Maya berusaha mengingat teknik pernapasan yang diajarkan Rina, namun kali ini rasa paniknya terasa terlalu kuat. Dengan tangan gemetar, dia meraih ponselnya dan mencoba menghubungi Rina.
"Rina, aku butuh bantuan. Aku merasa sangat panik dan tidak bisa bernapas dengan baik," suara Maya bergetar di telepon.
Rina mendengarkan dengan tenang dan mencoba menenangkan Maya. "Maya, coba fokus pada napasmu. Tarik napas dalam-dalam dan hembuskan perlahan.
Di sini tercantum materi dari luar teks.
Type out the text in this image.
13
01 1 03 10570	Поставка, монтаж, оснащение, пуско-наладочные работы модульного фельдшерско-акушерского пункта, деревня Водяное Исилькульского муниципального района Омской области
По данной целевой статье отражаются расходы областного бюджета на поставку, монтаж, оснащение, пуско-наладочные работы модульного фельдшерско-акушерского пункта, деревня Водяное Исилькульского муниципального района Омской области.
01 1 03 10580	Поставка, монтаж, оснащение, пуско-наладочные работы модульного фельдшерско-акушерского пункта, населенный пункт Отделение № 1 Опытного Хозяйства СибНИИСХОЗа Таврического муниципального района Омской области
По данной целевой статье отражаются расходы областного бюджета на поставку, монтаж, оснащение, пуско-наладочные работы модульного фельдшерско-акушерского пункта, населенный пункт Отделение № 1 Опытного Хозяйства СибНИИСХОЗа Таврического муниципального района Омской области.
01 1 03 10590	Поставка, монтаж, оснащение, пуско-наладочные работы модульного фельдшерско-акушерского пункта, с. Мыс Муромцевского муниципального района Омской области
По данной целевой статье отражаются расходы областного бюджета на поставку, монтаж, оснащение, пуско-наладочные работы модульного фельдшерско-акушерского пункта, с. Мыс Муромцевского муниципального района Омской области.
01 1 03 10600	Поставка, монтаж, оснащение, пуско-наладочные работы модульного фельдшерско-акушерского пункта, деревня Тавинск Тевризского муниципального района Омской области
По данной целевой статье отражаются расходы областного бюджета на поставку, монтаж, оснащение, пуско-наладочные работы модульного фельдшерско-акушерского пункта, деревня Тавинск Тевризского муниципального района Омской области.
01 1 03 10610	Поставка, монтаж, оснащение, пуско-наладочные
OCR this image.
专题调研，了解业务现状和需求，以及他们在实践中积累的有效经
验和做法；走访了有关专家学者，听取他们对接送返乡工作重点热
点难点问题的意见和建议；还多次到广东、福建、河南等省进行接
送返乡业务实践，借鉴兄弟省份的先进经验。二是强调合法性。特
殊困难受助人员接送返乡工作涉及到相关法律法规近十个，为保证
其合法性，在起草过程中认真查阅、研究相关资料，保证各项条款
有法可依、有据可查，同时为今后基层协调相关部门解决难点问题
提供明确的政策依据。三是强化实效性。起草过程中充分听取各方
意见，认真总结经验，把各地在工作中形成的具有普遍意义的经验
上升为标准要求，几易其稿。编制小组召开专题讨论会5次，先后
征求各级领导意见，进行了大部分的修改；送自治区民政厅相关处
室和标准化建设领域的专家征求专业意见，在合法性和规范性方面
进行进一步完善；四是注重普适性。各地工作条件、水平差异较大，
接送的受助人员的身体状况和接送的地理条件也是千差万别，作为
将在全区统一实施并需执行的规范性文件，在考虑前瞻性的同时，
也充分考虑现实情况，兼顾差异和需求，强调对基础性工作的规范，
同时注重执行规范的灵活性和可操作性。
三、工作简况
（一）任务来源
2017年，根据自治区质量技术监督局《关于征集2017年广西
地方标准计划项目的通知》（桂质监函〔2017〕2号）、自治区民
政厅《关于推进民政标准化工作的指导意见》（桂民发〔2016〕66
Aku di sini bersamamu."
Setelah beberapa menit yang terasa seperti berjam-jam, Maya perlahan mulai bisa mengatur napasnya kembali. Namun, rasa takut dan cemas masih menghantuinya.
Keesokan harinya, Maya memutuskan untuk menemui Rina di klinik. Ketika Maya tiba, Rina langsung menyadari perubahan yang terjadi pada sahabatnya.
"Maya, kamu terlihat sangat cemas. Apa yang terjadi?" tanya Rina dengan nada lembut.
Maya menarik napas dalam-dalam sebelum menjawab. "Rina, serangan panikku semakin sering terjadi. Setiap malam aku merasa cemas dan sulit bernapas. Aku tidak tahu harus bagaimana."
Rina mengangguk, mendengarkan dengan seksama. "Aku mengerti kekhawatiranmu, Maya. Serangan panik bisa sangat menakutkan dan mengganggu. Aku merasa sudah saatnya kamu mendapatkan dukungan tambahan."
Maya mengangkat alisnya, bingung. "Dukungan tambahan? Maksudmu?"
Rina tersenyum penuh pengertian. "Maya, aku menyarankan kamu untuk berbicara dengan seorang psikiater. Mereka bisa memberikan pendekatan yang lebih mendalam dan memberikan terapi yang mungkin kamu butuhkan."
Maya terkejut mendengar saran itu. "Psikiater? Apa kamu pikir aku benar-benar perlu bicara dengan mereka?"
Rina mengangguk tegas. "Ya, Maya. Psikiater bisa membantumu menemukan cara yang lebih efektif untuk mengatasi kecemasan dan stres. Ini bukan tentang kelemahan, tapi tentang mendapatkan dukungan yang tepat."
Maya berpikir sejenak, lalu mengangguk perlahan. "Baik, Rina. Aku akan mencoba. Mungkin ini memang yang aku butuhkan."
Rina tersenyum hangat. "Aku akan memberimu referensi psikiater yang baik. Ingat, ini adalah langkah positif untuk dirimu dan keluargamu."
Setelah pertemuan dengan Rina, Maya merasa sedikit lebih lega. Ia tahu bahwa mendapatkan bantuan profesional adalah langkah yang tepat. Sesampainya di rumah, Maya memutuskan untuk memberitahu Aldo tentang rencananya.
Ketika Aldo mengangkat telepon, suaranya penuh perhatian. "Maya, bagaimana kabarmu? Kamu terlihat cemas."
Maya menceritakan percakapannya dengan Rina dan menyampaikan rencana untuk menemui psikiater. "Aldo, Rina menyarankan agar aku menghubungi psikiater untuk mendapatkan dukungan tambahan. Serangan panikku semakin sering dan intens."
Aldo mengangguk setuju."Itu ide yang bagus, Maya. Kesehatan mentalmu sama pentingnya dengan kesehatanku. Aku mendukungmu sepenuhnya."
Maya merasa sedikit lebih tenang mendengar dukungan dari Aldo. "Terima kasih, Aldo. Aku akan membuat janji segera."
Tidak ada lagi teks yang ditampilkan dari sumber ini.